I enjoy watching stand-up comedies. People like Louis C.K., Dave Chappelle, Mike Birbiglia, Trevor Noah, Ryan Hamilton, John Mulaney comes to mind. I’ve been watching the shows to learn English (great teachers, I know) and pick up some useful dialog patterns to use during sales calls.
I think there’s something magical about stand-up comedies. There’s a great balancing act of psychology how comedians connect with the audience. The comedian captures the audience, puts them in a situation, then does something completely unexpected or extreme that gives catharsis to the audience, letting them play a role that will not likely happen in their own life, things they will not likely do or say. And it creates a seemingly spontaneous reaction in a form of a laughter to so many diverse people in the room, which has been carefully planned and perfected by the comedian.
We all know this, because even though comedies are hard to create, are easy to enjoy.
One pattern I found to be really insightful, is that great comedies are usually based on real-life experiences and vulnerability. Being extremely honest about (or exaggerating) one’s thoughts that people would normally not share publicly, and that act of opening up, becoming vulnerable in front of others, and self-deprecation with a sense of humility and realism is what makes some of the pieces really great.
And the way comedians connect with their audiences carries a valuable lesson for leadership.

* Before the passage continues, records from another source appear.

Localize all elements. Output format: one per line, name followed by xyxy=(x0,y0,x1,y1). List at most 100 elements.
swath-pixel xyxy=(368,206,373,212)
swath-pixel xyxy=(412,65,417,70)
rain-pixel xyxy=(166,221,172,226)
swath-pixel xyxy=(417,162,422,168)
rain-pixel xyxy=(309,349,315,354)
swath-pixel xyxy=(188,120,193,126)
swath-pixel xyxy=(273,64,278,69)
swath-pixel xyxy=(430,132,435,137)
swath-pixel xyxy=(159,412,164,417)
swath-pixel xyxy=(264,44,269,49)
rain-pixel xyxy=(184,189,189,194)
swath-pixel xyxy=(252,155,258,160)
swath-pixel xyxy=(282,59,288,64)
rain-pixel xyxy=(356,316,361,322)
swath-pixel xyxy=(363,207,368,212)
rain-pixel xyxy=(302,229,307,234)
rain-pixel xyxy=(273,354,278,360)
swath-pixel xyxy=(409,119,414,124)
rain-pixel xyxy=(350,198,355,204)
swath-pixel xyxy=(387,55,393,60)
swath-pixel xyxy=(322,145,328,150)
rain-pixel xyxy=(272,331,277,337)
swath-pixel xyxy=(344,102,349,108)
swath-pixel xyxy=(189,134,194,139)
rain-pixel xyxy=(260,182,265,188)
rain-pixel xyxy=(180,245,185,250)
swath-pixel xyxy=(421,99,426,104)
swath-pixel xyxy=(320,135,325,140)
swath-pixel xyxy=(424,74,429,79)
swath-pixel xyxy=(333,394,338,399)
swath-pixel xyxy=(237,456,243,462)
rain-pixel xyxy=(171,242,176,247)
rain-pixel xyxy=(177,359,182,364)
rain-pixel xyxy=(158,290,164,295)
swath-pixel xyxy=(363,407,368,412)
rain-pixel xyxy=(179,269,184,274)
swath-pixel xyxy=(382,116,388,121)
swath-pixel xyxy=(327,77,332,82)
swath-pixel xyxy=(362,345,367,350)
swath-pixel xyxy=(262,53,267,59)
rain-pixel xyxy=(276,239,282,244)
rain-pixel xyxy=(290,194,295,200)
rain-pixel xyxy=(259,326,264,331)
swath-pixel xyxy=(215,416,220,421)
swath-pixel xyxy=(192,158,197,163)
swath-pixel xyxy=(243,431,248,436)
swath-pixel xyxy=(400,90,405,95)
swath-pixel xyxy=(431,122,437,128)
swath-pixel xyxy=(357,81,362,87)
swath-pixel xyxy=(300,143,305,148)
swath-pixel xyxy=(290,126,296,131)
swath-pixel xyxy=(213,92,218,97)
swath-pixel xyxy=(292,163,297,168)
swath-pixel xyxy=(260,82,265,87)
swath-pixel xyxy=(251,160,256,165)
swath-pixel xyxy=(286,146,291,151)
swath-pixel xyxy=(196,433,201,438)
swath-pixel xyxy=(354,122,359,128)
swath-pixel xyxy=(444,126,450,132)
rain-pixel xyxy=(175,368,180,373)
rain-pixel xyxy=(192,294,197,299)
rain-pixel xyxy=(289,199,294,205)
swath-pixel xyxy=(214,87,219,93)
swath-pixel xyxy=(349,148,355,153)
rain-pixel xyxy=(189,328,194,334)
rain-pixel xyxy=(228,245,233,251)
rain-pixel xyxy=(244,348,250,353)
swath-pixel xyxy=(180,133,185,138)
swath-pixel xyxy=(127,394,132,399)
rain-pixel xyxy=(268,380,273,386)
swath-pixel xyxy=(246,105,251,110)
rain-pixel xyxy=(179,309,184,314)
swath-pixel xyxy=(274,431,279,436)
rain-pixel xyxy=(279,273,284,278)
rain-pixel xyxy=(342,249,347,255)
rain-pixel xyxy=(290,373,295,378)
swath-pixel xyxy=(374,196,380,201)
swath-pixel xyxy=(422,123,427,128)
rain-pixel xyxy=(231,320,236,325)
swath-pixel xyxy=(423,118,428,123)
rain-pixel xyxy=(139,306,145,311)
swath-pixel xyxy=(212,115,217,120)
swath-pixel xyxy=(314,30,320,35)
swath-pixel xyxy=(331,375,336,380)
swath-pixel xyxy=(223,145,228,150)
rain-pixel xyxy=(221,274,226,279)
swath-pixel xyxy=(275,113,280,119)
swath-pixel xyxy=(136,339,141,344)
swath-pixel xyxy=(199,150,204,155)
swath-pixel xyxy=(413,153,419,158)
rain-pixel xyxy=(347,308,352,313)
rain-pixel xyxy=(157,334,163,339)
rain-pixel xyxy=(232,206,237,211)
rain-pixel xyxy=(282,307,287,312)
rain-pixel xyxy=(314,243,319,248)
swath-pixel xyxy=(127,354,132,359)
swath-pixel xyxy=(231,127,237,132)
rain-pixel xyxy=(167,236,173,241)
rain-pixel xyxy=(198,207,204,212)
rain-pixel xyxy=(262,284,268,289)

The candor, without a defensiveness filled with negative emotions, opening up and becoming vulnerable in front of your team, a bit of self-deprecation with a healthy dose of strong self-esteem are great ways to connect with the people you are working with.
This act shows that you are willing to admit your mistakes, that you are not perfect, and that you are willing to learn and listen to others, because you are real and you are humble. You are vulnerable therefore you can grow.
This is how I’ve been accurately rationalizing my hours (okay, more like days) spent on Netflix.